Bahlil mencontohkan keberhasilan kebijakan hilirisasi nikel yang dimulai saat dirinya masih menjabat menteri investasi. Ketika ekspor bijih (ore) nikel dihentikan, nilai ekspor melonjak signifikan. Pada 2018–2019, total ekspor nikel Indonesia hanya sekitar US$ 3,3 miliar. Namun, setelah larangan ekspor bijih nikel diberlakukan, nilai ekspor produk turunannya pada 2024 telah menembus sekitar US$ 34 miliar.
Kebijakan serupa juga diterapkan pada komoditas lain. Tahun lalu pemerintah menghentikan ekspor bauksit mentah, dan ke depan akan mengkaji larangan ekspor bahan mentah untuk komoditas lain, termasuk timah.
“Sudah cukup negara kita ini dijajah oleh Belanda 3,5 abad, itu hanya untuk mengambil rempah-rempah dan bahan baku kita. Jangan kita sudah merdeka masih pula kita kirim barang mentah,” kata Bahlil.
Bahlil menambahkan, Satuan Tugas (Satgas) Percepatan Hilirisasi dan Ketahanan Energi Nasional yang dipimpinnya telah menyerahkan pengelolaan 18 komoditas prioritas kepada CEO Danantara Rosan Roeslani untuk dieksekusi dalam beberapa bulan ke depan. Selain itu, pemerintah juga tengah menyiapkan tambahan komoditas lain untuk didorong masuk ke tahap hilirisasi.
Seluruh produk hilirisasi tersebut diarahkan untuk memperkuat substitusi impor dengan memanfaatkan captive market dalam negeri yang besar. Dengan demikian, Indonesia tidak hanya meningkatkan nilai tambah ekspor, tetapi juga mengurangi ketergantungan terhadap produk impor.
Dalam konteks itu, Bahlil menilai dukungan pembiayaan dari perbankan nasional menjadi kunci. Ia berharap lembaga keuangan domestik tidak ragu masuk ke proyek-proyek hilirisasi strategis agar manfaat ekonominya benar-benar dirasakan di dalam negeri.
Baca Juga
ESDM Tak Khawatir Impor 'Ore' Nikel 15 Juta Ton dari Filipina karena untuk Hilirisasi
“Silakan teman-teman membangun investasi hilirisasi di dalam negeri. Ini mesin pertumbuhan ekonomi nasional kita,” tegasnya.

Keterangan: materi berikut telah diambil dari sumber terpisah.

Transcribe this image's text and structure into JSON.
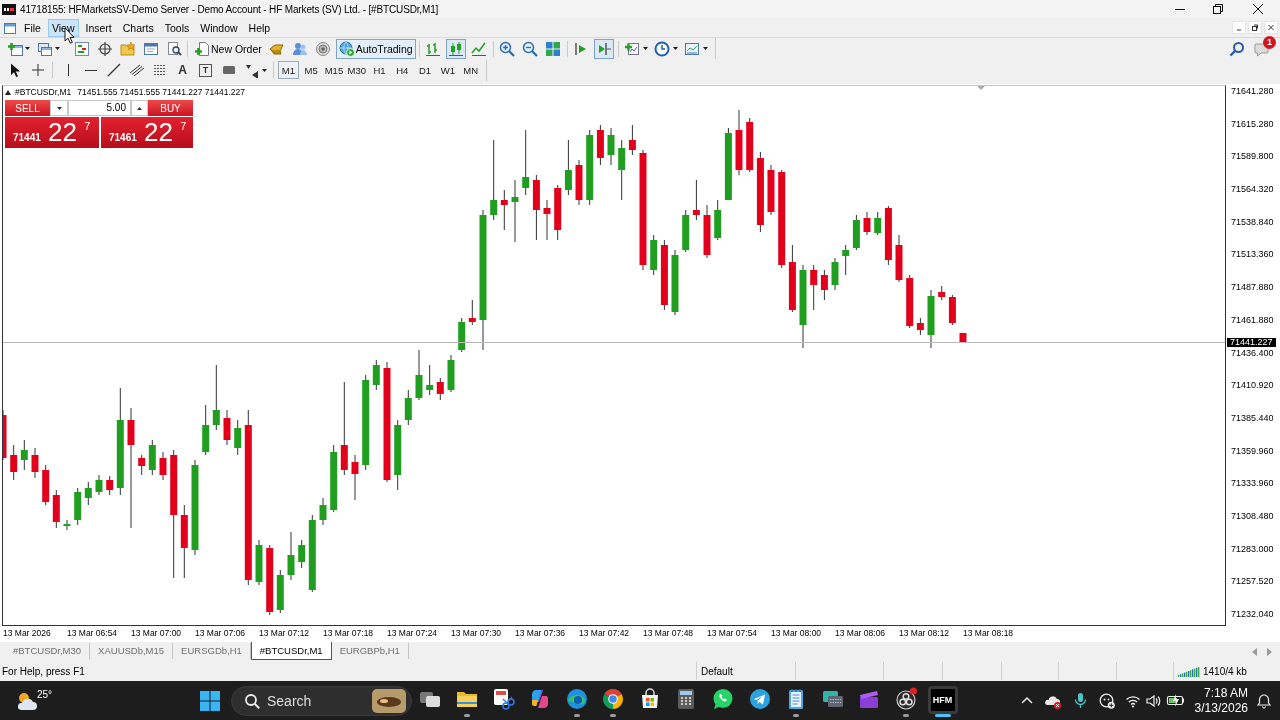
{
  "window": {
    "title": "41718155: HFMarketsSV-Demo Server - Demo Account - HF Markets (SV) Ltd. - [#BTCUSDr,M1]"
  },
  "menu": [
    {
      "label": "File",
      "selected": false
    },
    {
      "label": "View",
      "selected": true
    },
    {
      "label": "Insert",
      "selected": false
    },
    {
      "label": "Charts",
      "selected": false
    },
    {
      "label": "Tools",
      "selected": false
    },
    {
      "label": "Window",
      "selected": false
    },
    {
      "label": "Help",
      "selected": false
    }
  ],
  "toolbar": {
    "new_order": "New Order",
    "auto_trading": {
      "label": "AutoTrading",
      "on": true
    },
    "chart_types": [
      {
        "selected": false
      },
      {
        "selected": true
      },
      {
        "selected": false
      }
    ],
    "auto_scroll": {
      "on": false
    },
    "chart_shift": {
      "on": true
    },
    "notifications": "1"
  },
  "drawing_toolbar": {
    "text_tool": "A",
    "text_label_tool": "T"
  },
  "timeframes": [
    {
      "label": "M1",
      "selected": true
    },
    {
      "label": "M5",
      "selected": false
    },
    {
      "label": "M15",
      "selected": false
    },
    {
      "label": "M30",
      "selected": false
    },
    {
      "label": "H1",
      "selected": false
    },
    {
      "label": "H4",
      "selected": false
    },
    {
      "label": "D1",
      "selected": false
    },
    {
      "label": "W1",
      "selected": false
    },
    {
      "label": "MN",
      "selected": false
    }
  ],
  "chart": {
    "symbol": "#BTCUSDr,M1",
    "ohlc": "71451.555 71451.555 71441.227 71441.227",
    "one_click": {
      "sell": "SELL",
      "buy": "BUY",
      "lot": "5.00",
      "sell_price": "**71441** 22 $^{7}$",
      "buy_price": "**71461** 22 $^{7}$"
    },
    "price_axis": [
      "71641.280",
      "71615.280",
      "71589.800",
      "71564.320",
      "71538.840",
      "71513.360",
      "71487.880",
      "71461.880",
      "71436.400",
      "71410.920",
      "71385.440",
      "71359.960",
      "71333.960",
      "71308.480",
      "71283.000",
      "71257.520",
      "71232.040"
    ],
    "current_price": "71441.227",
    "time_axis": [
      "13 Mar 2026",
      "13 Mar 06:54",
      "13 Mar 07:00",
      "13 Mar 07:06",
      "13 Mar 07:12",
      "13 Mar 07:18",
      "13 Mar 07:24",
      "13 Mar 07:30",
      "13 Mar 07:36",
      "13 Mar 07:42",
      "13 Mar 07:48",
      "13 Mar 07:54",
      "13 Mar 08:00",
      "13 Mar 08:06",
      "13 Mar 08:12",
      "13 Mar 08:18"
    ]
  },
  "chart_tabs": [
    {
      "label": "#BTCUSDr,M30",
      "selected": false
    },
    {
      "label": "XAUUSDb,M15",
      "selected": false
    },
    {
      "label": "EURSGDb,H1",
      "selected": false
    },
    {
      "label": "#BTCUSDr,M1",
      "selected": true
    },
    {
      "label": "EURGBPb,H1",
      "selected": false
    }
  ],
  "status_bar": {
    "help": "For Help, press F1",
    "profile": "Default",
    "traffic": "1410/4 kb"
  },
  "taskbar": {
    "weather": "25°",
    "search": "Search",
    "apps": [
      {
        "running": false,
        "active": false
      },
      {
        "running": true,
        "active": false
      },
      {
        "running": false,
        "active": false
      },
      {
        "running": false,
        "active": false
      },
      {
        "running": true,
        "active": false
      },
      {
        "running": true,
        "active": false
      },
      {
        "running": false,
        "active": false
      },
      {
        "running": false,
        "active": false
      },
      {
        "running": false,
        "active": false
      },
      {
        "running": false,
        "active": false
      },
      {
        "running": true,
        "active": false
      },
      {
        "running": false,
        "active": false
      },
      {
        "running": false,
        "active": false
      },
      {
        "running": true,
        "active": false
      },
      {
        "label": "HFM",
        "running": true,
        "active": true
      }
    ],
    "time": "7:18 AM",
    "date": "3/13/2026"
  }
}
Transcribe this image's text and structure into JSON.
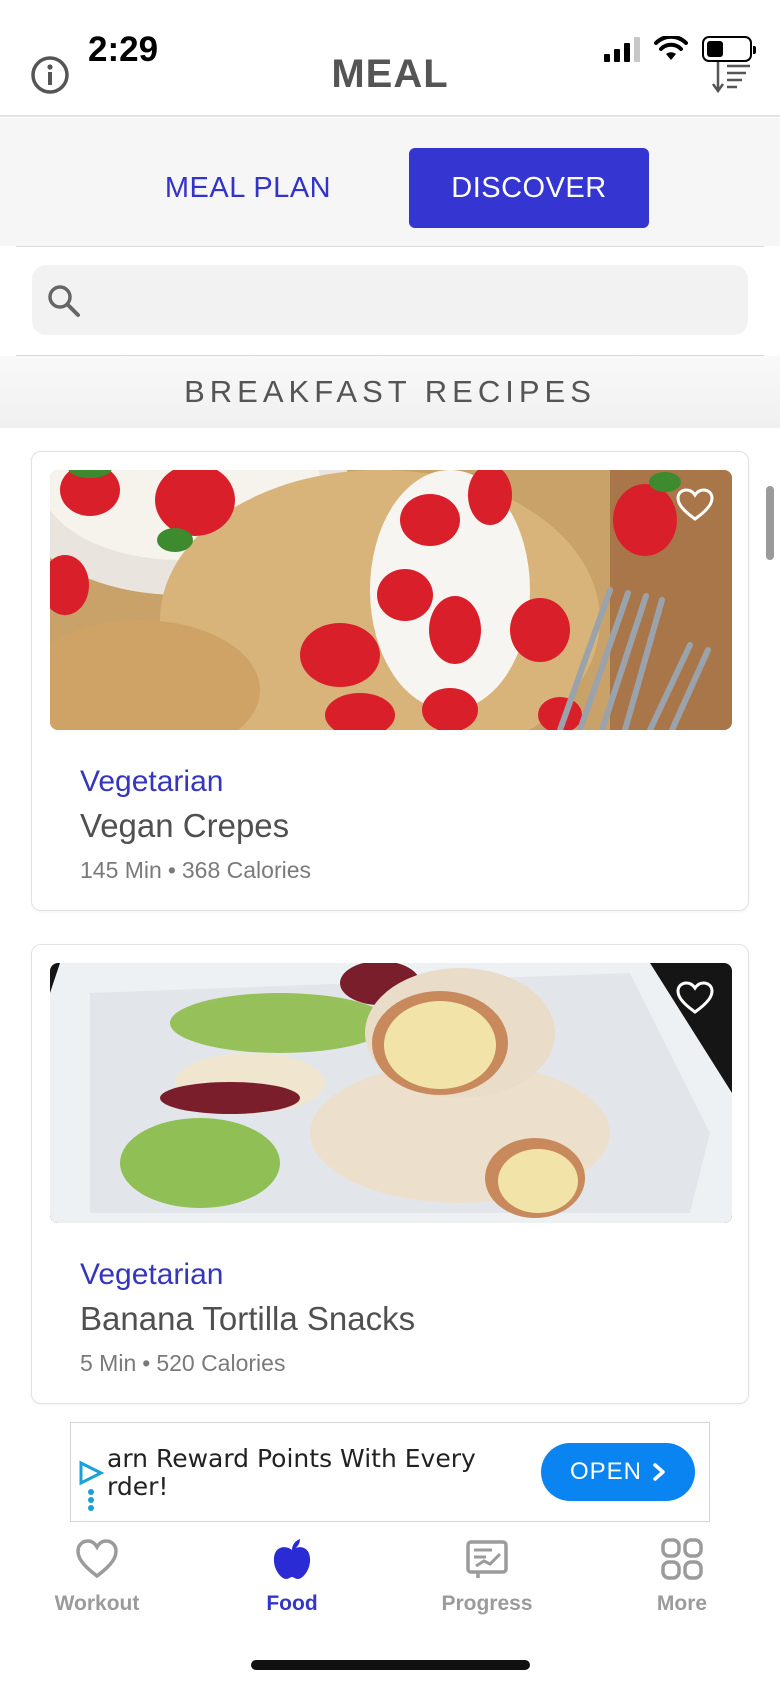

Salah satu yang getol melakukan hilirisasi adalah BUMN tambang MIND ID untuk menjadi mesin pencipta nilai tambah. MIND ID berkomitmen, hilirsasi tidak lagi sekadar proyek fisik, melainkan strategi mengubah komoditas mentah menjadi aset industri bernilai tinggi melalui pembangunan smelter serta integrasi rantai pasok.
Transformasi itu dipandang sebagai strategi jangka panjang untuk memperkuat posisi Indonesia dalam rantai pasok global, terutama pada komoditas strategis yang kini terintegrasi dengan industri pengolahan domestik.